By Jill Young, CPC, CEDC, CIMC
As a member of the WPS Medicare Provider Outreach and Education and Education Advisory Group (POE AG) I was made aware of some disturbing information during a recent meeting. The concern has been a known issue in the past. However, now with increased numbers of claims are being submitted by Nurse Practitioners or Physician Assistants, there is now a more widespread problem of rejections for these types of claims with no payments being made. The problem occurs in large groups or hospital systems where there are multiple specialties under the same tax ID, and Nurse Practitioners and Physician Assistants that work for those specialties are involved in the care of the patients (predominantly in the hospital).
Previously when multiple services by multiple physicians of differing specialties were performed on the same date, the claims submitted were paid by Medicare. They did not show as concurrent care because the specialty denotation of each physician Medicare had on file showed that the services were performed by differing specialties. Looking at that same scenario where perhaps two of the specialties had billings under their Nurse Practitioners (NP) is now a problem because the specialty denotation for the NP is simply Nurse Practitioner (50). There is no medical specialty associated with their number. The first claim submitted in this example is paid, but the second one is not. Medicare sees the second claim by the same provider type is concurrent care and rejects that claim. To Medicare, providers of the same specialty under the same Tax ID are seen as one provider. The same is true when looking at this scenario for Physician Assistants (PA) whose specialty denotation is Physician Assistant (97).
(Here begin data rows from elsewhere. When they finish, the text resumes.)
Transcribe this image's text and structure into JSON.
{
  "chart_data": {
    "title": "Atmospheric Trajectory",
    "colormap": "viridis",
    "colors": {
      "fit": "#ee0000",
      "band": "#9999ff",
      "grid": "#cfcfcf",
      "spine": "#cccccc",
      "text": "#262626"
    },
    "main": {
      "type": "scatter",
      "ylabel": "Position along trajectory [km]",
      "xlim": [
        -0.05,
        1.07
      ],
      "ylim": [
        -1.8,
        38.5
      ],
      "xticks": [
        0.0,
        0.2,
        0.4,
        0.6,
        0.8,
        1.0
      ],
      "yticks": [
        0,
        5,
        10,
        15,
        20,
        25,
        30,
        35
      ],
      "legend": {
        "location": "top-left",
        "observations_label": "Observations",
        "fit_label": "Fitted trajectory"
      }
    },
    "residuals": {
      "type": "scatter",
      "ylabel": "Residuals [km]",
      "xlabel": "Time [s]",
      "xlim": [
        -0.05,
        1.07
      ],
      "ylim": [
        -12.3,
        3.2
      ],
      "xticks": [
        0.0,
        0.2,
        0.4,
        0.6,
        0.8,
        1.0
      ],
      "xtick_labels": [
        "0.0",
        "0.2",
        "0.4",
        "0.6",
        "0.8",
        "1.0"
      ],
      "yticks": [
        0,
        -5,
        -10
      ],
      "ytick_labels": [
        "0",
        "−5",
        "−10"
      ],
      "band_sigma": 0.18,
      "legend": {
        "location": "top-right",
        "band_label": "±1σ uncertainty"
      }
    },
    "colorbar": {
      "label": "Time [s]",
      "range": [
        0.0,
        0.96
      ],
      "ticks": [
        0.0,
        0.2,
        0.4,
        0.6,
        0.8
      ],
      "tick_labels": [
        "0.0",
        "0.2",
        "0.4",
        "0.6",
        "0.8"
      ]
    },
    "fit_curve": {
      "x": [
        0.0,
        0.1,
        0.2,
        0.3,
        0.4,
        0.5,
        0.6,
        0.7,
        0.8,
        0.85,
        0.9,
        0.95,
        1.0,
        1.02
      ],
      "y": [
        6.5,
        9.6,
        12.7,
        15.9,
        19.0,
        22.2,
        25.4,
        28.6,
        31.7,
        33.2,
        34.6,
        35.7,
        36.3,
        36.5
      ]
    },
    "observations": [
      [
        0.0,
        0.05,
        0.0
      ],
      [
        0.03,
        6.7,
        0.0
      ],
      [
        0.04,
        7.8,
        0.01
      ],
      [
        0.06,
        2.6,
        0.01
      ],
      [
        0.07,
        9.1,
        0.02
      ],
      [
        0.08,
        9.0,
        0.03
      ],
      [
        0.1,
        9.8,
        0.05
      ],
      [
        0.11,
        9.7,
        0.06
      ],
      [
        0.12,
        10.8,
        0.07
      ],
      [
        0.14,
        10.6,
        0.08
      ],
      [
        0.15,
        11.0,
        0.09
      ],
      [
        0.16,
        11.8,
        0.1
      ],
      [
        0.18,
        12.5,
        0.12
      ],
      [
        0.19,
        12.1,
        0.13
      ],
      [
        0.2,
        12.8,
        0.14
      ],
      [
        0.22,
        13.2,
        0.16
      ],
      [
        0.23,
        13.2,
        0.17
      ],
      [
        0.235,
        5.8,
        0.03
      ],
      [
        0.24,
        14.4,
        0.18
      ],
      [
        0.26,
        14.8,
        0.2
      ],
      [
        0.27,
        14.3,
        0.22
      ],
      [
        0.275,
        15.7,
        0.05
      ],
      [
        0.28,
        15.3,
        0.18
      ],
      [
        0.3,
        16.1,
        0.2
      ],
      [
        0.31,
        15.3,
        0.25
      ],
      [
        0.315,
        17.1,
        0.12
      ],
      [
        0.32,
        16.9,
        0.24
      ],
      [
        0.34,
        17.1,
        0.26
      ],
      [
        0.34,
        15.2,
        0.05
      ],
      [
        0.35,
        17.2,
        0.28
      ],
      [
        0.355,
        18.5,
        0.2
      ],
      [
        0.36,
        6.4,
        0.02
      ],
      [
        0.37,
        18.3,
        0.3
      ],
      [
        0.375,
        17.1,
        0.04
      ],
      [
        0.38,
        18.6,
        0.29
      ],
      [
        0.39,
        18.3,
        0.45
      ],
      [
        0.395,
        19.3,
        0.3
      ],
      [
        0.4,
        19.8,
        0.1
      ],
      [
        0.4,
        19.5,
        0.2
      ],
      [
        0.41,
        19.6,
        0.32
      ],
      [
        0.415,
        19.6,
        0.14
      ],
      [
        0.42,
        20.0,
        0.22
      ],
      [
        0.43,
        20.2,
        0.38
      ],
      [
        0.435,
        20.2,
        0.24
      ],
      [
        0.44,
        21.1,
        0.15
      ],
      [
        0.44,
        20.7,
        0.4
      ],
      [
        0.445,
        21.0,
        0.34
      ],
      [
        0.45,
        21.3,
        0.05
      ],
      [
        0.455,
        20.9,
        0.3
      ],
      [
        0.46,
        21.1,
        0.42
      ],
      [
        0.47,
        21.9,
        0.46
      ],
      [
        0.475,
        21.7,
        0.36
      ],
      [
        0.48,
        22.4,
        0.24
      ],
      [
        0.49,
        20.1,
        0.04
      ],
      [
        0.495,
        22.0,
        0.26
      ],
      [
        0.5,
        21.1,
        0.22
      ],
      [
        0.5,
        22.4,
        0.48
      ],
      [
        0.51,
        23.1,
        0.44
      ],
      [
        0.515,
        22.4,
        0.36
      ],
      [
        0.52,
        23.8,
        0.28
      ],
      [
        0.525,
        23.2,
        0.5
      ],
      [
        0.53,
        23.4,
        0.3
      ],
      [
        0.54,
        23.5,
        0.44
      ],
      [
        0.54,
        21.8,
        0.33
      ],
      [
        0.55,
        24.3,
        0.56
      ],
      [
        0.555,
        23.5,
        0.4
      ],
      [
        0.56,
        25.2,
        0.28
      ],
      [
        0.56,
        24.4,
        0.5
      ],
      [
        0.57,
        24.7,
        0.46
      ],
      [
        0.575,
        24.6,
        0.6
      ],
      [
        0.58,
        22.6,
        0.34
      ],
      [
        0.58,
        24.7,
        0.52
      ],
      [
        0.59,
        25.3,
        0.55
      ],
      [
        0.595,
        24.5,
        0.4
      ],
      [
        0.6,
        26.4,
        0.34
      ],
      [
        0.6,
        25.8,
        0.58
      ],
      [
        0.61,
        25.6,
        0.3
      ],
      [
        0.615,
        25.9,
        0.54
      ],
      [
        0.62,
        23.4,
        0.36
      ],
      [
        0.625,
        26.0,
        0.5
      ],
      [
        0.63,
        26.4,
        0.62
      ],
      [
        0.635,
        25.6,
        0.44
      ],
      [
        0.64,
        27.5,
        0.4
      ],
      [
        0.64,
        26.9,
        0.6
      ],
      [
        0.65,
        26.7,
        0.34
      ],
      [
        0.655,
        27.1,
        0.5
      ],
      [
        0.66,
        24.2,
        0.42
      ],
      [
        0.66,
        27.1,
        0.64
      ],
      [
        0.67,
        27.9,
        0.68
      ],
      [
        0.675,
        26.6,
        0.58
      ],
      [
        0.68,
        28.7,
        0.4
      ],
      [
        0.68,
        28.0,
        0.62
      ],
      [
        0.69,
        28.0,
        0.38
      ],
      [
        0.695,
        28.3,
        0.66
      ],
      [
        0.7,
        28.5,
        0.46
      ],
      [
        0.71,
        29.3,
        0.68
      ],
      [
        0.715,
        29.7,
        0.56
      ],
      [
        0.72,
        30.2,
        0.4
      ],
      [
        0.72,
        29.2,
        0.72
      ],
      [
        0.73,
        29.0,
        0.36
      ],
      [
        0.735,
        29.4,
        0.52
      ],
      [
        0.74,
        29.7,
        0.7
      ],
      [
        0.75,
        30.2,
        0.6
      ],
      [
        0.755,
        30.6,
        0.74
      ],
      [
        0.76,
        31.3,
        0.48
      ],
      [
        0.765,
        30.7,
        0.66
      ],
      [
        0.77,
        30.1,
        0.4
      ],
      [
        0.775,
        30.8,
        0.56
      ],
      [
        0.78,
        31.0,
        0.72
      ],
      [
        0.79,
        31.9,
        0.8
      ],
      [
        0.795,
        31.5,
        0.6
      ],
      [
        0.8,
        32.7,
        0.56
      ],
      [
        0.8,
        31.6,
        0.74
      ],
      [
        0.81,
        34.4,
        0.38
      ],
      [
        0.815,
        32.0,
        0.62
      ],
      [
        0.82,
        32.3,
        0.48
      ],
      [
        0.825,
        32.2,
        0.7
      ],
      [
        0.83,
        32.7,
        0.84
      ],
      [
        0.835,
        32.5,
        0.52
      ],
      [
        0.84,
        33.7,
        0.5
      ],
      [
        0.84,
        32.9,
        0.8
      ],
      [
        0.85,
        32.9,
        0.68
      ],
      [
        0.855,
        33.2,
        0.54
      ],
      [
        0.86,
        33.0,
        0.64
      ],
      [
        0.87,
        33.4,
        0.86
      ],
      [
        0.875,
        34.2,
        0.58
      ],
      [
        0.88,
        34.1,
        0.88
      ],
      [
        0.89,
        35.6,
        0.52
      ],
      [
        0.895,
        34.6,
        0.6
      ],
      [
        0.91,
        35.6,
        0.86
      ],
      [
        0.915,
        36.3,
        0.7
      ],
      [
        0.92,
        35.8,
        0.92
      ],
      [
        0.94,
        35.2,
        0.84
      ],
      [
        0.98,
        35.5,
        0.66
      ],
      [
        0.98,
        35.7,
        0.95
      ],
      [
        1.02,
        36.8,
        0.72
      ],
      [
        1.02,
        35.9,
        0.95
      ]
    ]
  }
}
In a large system that utilizes Non-Physician Practitioners (NPP) of this type, rejections for a particular patient’s claims submitted for a date of service can be significant, depending on the number of NP or PA provider specialties that are submitting claims on a particular date.
WPS Medicare has indicated that they cannot change policy, only CMS/Medicare can. On the POE AG call several members indicated they had received multiple rejections on patients for dates of service when one of these two provider types (NPs and PAs) submitted multiple claims. Again, this is one of these provider types submitting claims on the same patient on the same date of service (i.e. several NP’s of differing specialties)
This type of rejection for overlapping services by Nurse Practitioners or Physician Assistants can happen anytime in a large system including office New Patients (when an NP or PA has seen the patient at another location and the patient goes to a different specialty practice in the system and is seen by the same provider type (NP or PA). If the NP from the first practice bills a new patient visit when the NP from the second practice in the same system under the same tax ID bills a new patient visit, the Medicare claim will reject. Again, this is because there is no specialty associated with the NP’s specialty number. The same is true if both providers were PA’s as well.
Unfortunately, this is not to offer any solution, but rather bring to your attention a problem that already existed but is now exacerbated by CMS/Medicare’s redefinition of their Split or Shared Policy. It is, perhaps an unintended consequence of the policy change that should be addressed.